In Aarhus you find plenty of cafés and coffee bars. Photo: RUNI Photopop, Visit Aarhus

The standard of living in Denmark is high and the economy performs above the European average. Denmark is not an inexpensive country to live in. However, the costs of accommodation, food, transport and leisure are comparable to other Western European nations. Danish salaries are also correspondingly high, and many services such as medical treatment and schools are paid for via taxes and the Danish welfare system, so that no user fees are charged.  

Sample prices

Housing/RentEUR 330-600/month
Food and daily expensesEUR 200-350/month
Mobile phone  150 DKK (internet, around 250 DKK, may be included in your rent)  
Bus ticketEUR 2.70/ride (EUR 23 for ten-ride pass)  
Insurance (accident and personal belongings)EUR 270/year  
Estimated monthly expenses in total EUR 600-950

Opening a bank account

All international students are advised to open a Danish bank account.

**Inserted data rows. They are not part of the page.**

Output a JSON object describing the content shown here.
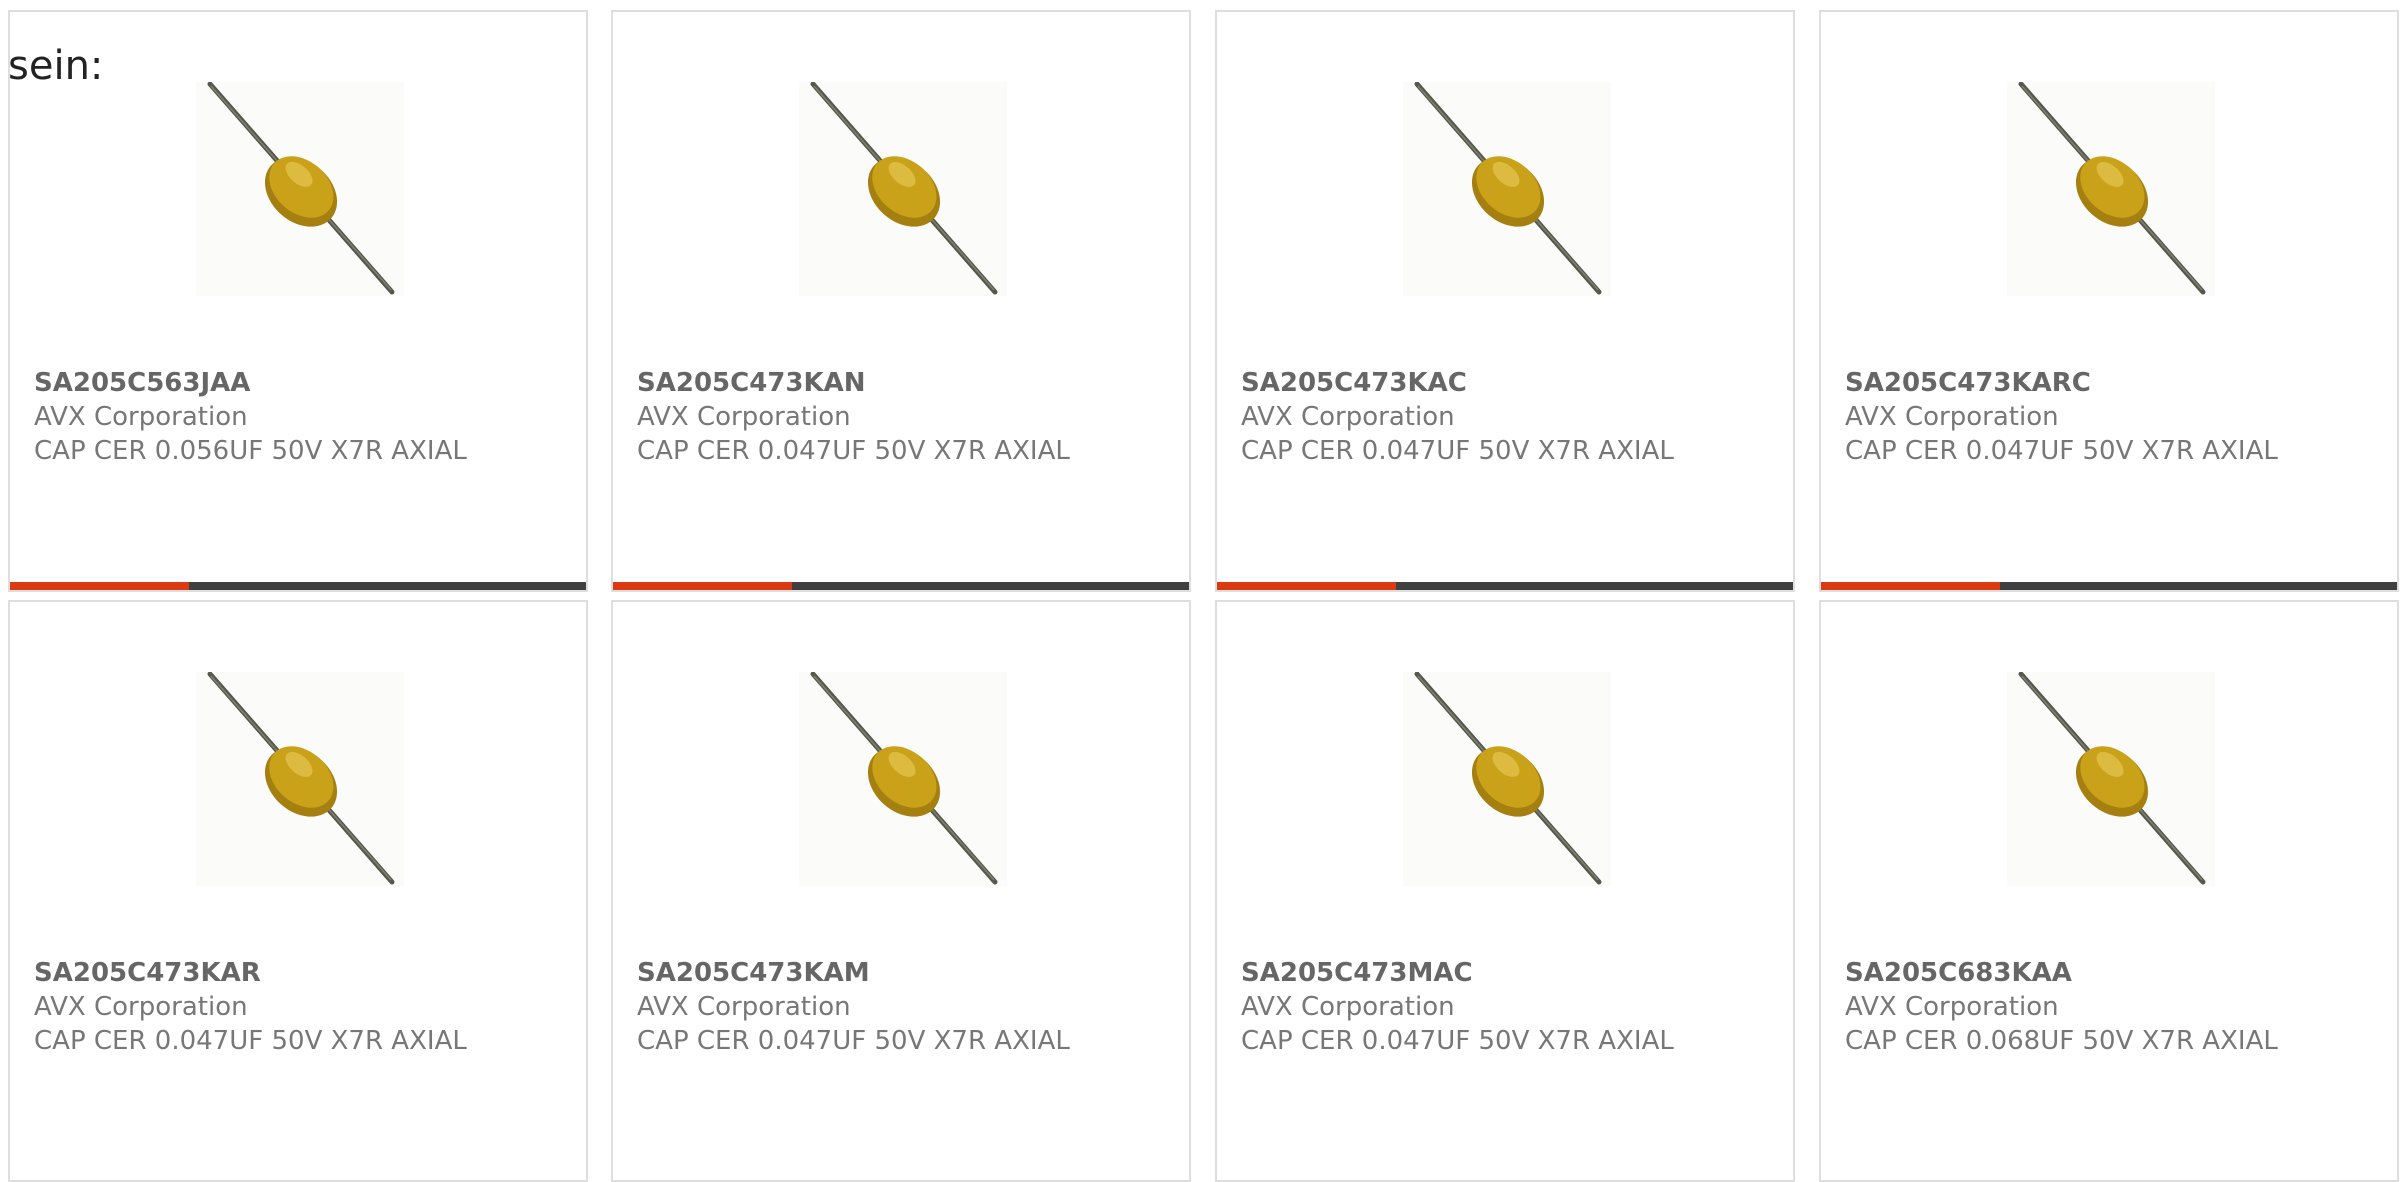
{
  "intro_text": "sein:",
  "colors": {
    "accent": "#dc3a10",
    "bar_track": "#404040",
    "border": "#dedede",
    "part_number_text": "#666666",
    "body_text": "#777777",
    "capacitor_body": "#c9a21a",
    "lead_wire": "#55584a"
  },
  "product_image_icon": "axial-ceramic-capacitor-icon",
  "cards": [
    {
      "part_number": "SA205C563JAA",
      "manufacturer": "AVX Corporation",
      "description": "CAP CER 0.056UF 50V X7R AXIAL",
      "progress": 0.31
    },
    {
      "part_number": "SA205C473KAN",
      "manufacturer": "AVX Corporation",
      "description": "CAP CER 0.047UF 50V X7R AXIAL",
      "progress": 0.31
    },
    {
      "part_number": "SA205C473KAC",
      "manufacturer": "AVX Corporation",
      "description": "CAP CER 0.047UF 50V X7R AXIAL",
      "progress": 0.31
    },
    {
      "part_number": "SA205C473KARC",
      "manufacturer": "AVX Corporation",
      "description": "CAP CER 0.047UF 50V X7R AXIAL",
      "progress": 0.31
    },
    {
      "part_number": "SA205C473KAR",
      "manufacturer": "AVX Corporation",
      "description": "CAP CER 0.047UF 50V X7R AXIAL",
      "progress": null
    },
    {
      "part_number": "SA205C473KAM",
      "manufacturer": "AVX Corporation",
      "description": "CAP CER 0.047UF 50V X7R AXIAL",
      "progress": null
    },
    {
      "part_number": "SA205C473MAC",
      "manufacturer": "AVX Corporation",
      "description": "CAP CER 0.047UF 50V X7R AXIAL",
      "progress": null
    },
    {
      "part_number": "SA205C683KAA",
      "manufacturer": "AVX Corporation",
      "description": "CAP CER 0.068UF 50V X7R AXIAL",
      "progress": null
    }
  ]
}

To do so, you must first obtain a Danish CPR number (i.e. ID number). When choosing a bank, we suggest that you ask your fellow students for recommendations. Opening an account is simple. Just bring your passport or ID card and CPR card to a branch. You will need to bring enough money or a credit card for the first few weeks of your stay in Denmark. For example, you will need enough cash to pay the rent and deposit on your accommodation – as well as to buy housewares for your new room. Make sure you can use your credit card in Denmark. Check your cash withdrawal limit. If you are already a customer of a large international bank, you should soon be able to transfer money directly from your home account to your Danish bank account. 

"Nemkonto" - the public payment system

You need to register your Danish bank account with the Danish tax authority as a  ‘Nemkonto’ (i.e. an ‘easy account’), which will allow public authorities to make direct payments to you – such as wages, tax rebates or maintenance payments. Seek advice from your Danish bank.